Many analysts, politicians, investors and other observers following the constantly evolving eurozone drama have at point or another predicted the end of the joint currency. So far such predictions have not transformed into prophecies. However, the growing chorus of skeptics should be considered an indication of the looming fate of the single currency. European politicians seem to be the only segment that still professes unrelenting faith in the euro and its ability to survive the ongoing crisis.
However, powerful voices have joined the euro-opposition which now comprises individuals from all political backgrounds. For instance, two politicians, both widely considered as the founding fathers of the euro, have come out against it. Oskar LaFontaine, former German finace minister and Nigel Lawson, a treasurer during Margaret Thatcher’s premiership have both given interviews in which they’ve expressed their skepticism over the long-term future of the Eurozone.

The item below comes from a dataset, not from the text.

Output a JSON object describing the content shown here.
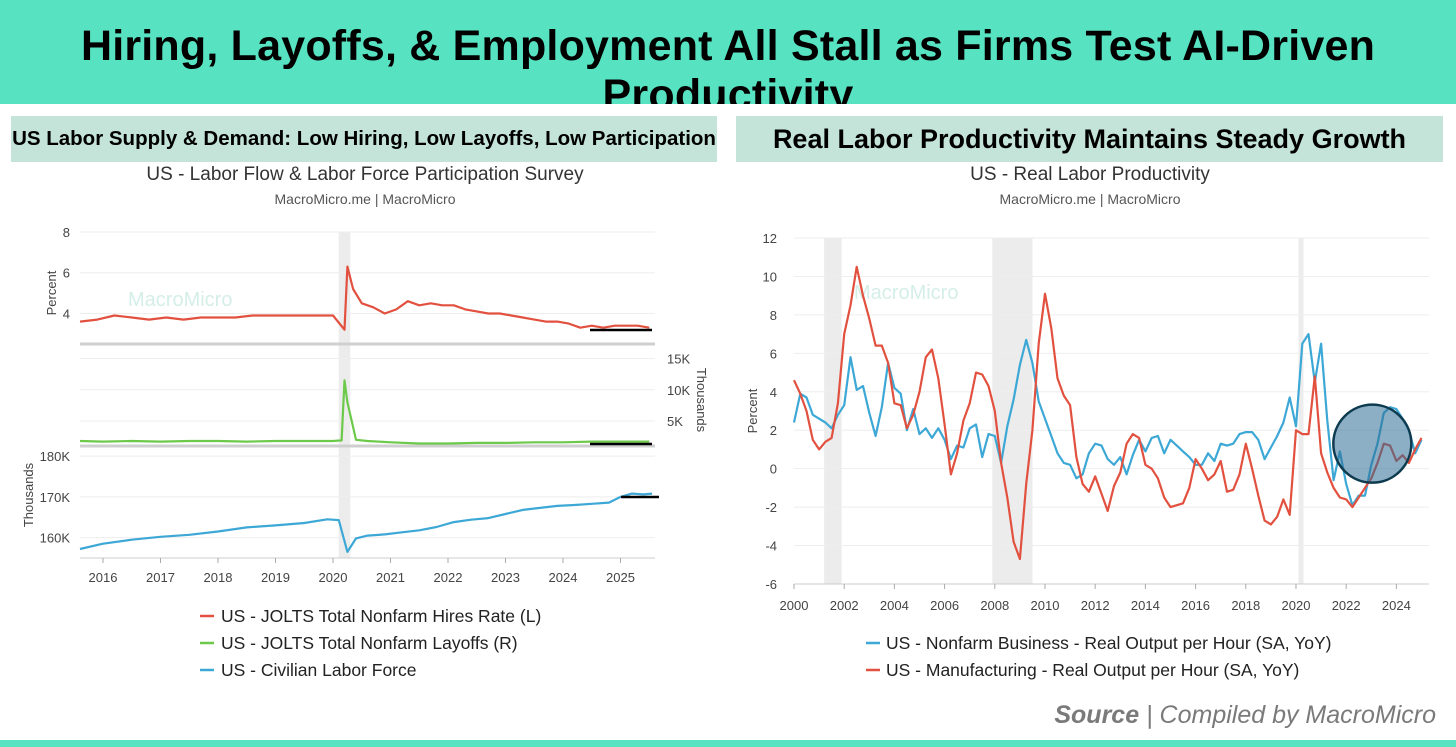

Now, based on a report in today’s Daily Telegraph, Lars Seier Christensen, chief executive of Saxo Bank, announced it was obvious that the eurozone would ultimately break up as Brussels claimed even more power and used it “ever more poorly”.
Indeed, the criticism is coming from all directions and targets a variety of issues. LaFontaine and Lawson focus on the political impossibility of the union while Christensen expressed doubts over the expansion of the Brussels bureaucracy. Interesting times ahead.